For the other direction, note that \[ \begin{eqnarray*} |\mathbb{P}(X \in A) - \mathbb{P}(Y \in A)| &=& \big|\sum_{z \in A} \mathbb{P}(X =z) - \sum_{z \in A} \mathbb{P}(Y=z) \big| \\ &\leq& \sum_{z \in A} |\mathbb{P}(X=z) - \mathbb{P}(Y=z)|. \end{eqnarray*} \] Thus it follows that \[ \begin{eqnarray*} && 2| \mathbb{P}(X \in A) - \mathbb{P}(Y \in A)| \\ &=& |\mathbb{P}(X \in A) - \mathbb{P}(Y \in A)| + |\mathbb{P}(X \in A^c) - \mathbb{P}(Y \in A^c)| \\ &\leq& \sum_{z \in \mathbb{Z}} |\mathbb{P}(X=z) - \mathbb{P}(Y=z)|. \end{eqnarray*} \]

Exercise

Let \(X \sim Bern(p)\), \(Y \sim Bern(q)\), and \(W \sim Poi(p)\). Compute \[d_{TV}(X,Y)\] and \[d_{TV}(X, W).\]

Coupling inequality

If \(X\) and \(Y\) are jointly distributed random variables, then

\[d_{TV}(X,Y) \leq 2\mathbb{P}(X \not = Y).\]

Proof

Let \(A\) be an event. Note that

\[ \begin{eqnarray*} && |\mathbb{P}(X \in A) - \mathbb{P}(Y \in A)|\\ &=& \Bigg| \mathbb{P}(X \in A, X = Y) + \mathbb{P}(X \in A, X\not = Y) - \\ &\hspace{0.1 cm}& \mathbb{P}(Y \in A, X\not = Y)- \mathbb{P}(Y \in A, X = Y) \Bigg| \\ &=& |\mathbb{P}(X \in A, X \not = Y) - \mathbb{P}(Y \in A, X\not = Y) | \\ &\leq& \mathbb{P}(X \not = Y). \end{eqnarray*} \]

Examples

  • Let \(X_1, \ldots, X_n, X_{n+1}\) be i.i.d. Bernoulli with parameter \(p\). Let \(S_k\) be their partial sum. We can bound

\[ \begin{eqnarray*} d_{TV}(S_n, S_{n+1}) &\leq& 2\mathbb{P}(S_n \not = S_{n+1}) \\ &=& 2\mathbb{P}(X_{n+1} = 1) \\ &=& 2p \end{eqnarray*} \]
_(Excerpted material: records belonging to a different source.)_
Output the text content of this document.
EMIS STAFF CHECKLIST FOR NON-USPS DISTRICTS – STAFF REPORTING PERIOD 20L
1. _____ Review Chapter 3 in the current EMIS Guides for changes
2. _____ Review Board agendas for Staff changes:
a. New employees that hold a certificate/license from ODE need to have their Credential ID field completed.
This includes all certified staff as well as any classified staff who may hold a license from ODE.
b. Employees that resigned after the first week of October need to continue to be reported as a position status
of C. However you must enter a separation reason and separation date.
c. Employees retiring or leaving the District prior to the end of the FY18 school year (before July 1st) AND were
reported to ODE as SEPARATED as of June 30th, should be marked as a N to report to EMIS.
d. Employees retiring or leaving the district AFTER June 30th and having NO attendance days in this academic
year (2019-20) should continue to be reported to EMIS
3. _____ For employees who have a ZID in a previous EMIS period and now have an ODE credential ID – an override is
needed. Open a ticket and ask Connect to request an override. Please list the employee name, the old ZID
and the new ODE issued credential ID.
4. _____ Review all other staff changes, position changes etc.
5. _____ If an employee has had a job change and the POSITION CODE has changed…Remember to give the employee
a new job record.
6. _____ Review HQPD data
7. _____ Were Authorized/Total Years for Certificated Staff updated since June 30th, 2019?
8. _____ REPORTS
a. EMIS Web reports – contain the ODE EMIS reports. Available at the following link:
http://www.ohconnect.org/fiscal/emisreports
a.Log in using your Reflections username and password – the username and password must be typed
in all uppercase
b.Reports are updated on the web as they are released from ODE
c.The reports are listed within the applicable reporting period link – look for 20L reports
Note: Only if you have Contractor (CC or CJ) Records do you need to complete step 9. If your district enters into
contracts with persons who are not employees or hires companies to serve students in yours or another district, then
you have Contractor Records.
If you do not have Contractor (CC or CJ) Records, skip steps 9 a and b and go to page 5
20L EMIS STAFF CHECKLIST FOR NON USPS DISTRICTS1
  • Let \(X\) be a six-sided fair die, and \(Y\) be a seven-sided fair die. Assume \(X\) and \(Y\) are independent. Let \(X' = Y\), if \(Y \not = 7\), otherwise, take \(X' = X\). Clearly, \(X'\) has the same law as a six-sided fair die. Then \[d_{TV}(X, Y) = d_{TV}(X', Y) \leq 2\mathbb{P}(X' \not= Y )= \frac{2}{7}.\]

Summary

We saw some basics of how coupling can be used as a tool in probability theory and in particular, how it can be used the bound the total variational distance between two random variables.

Version: 28 April 2021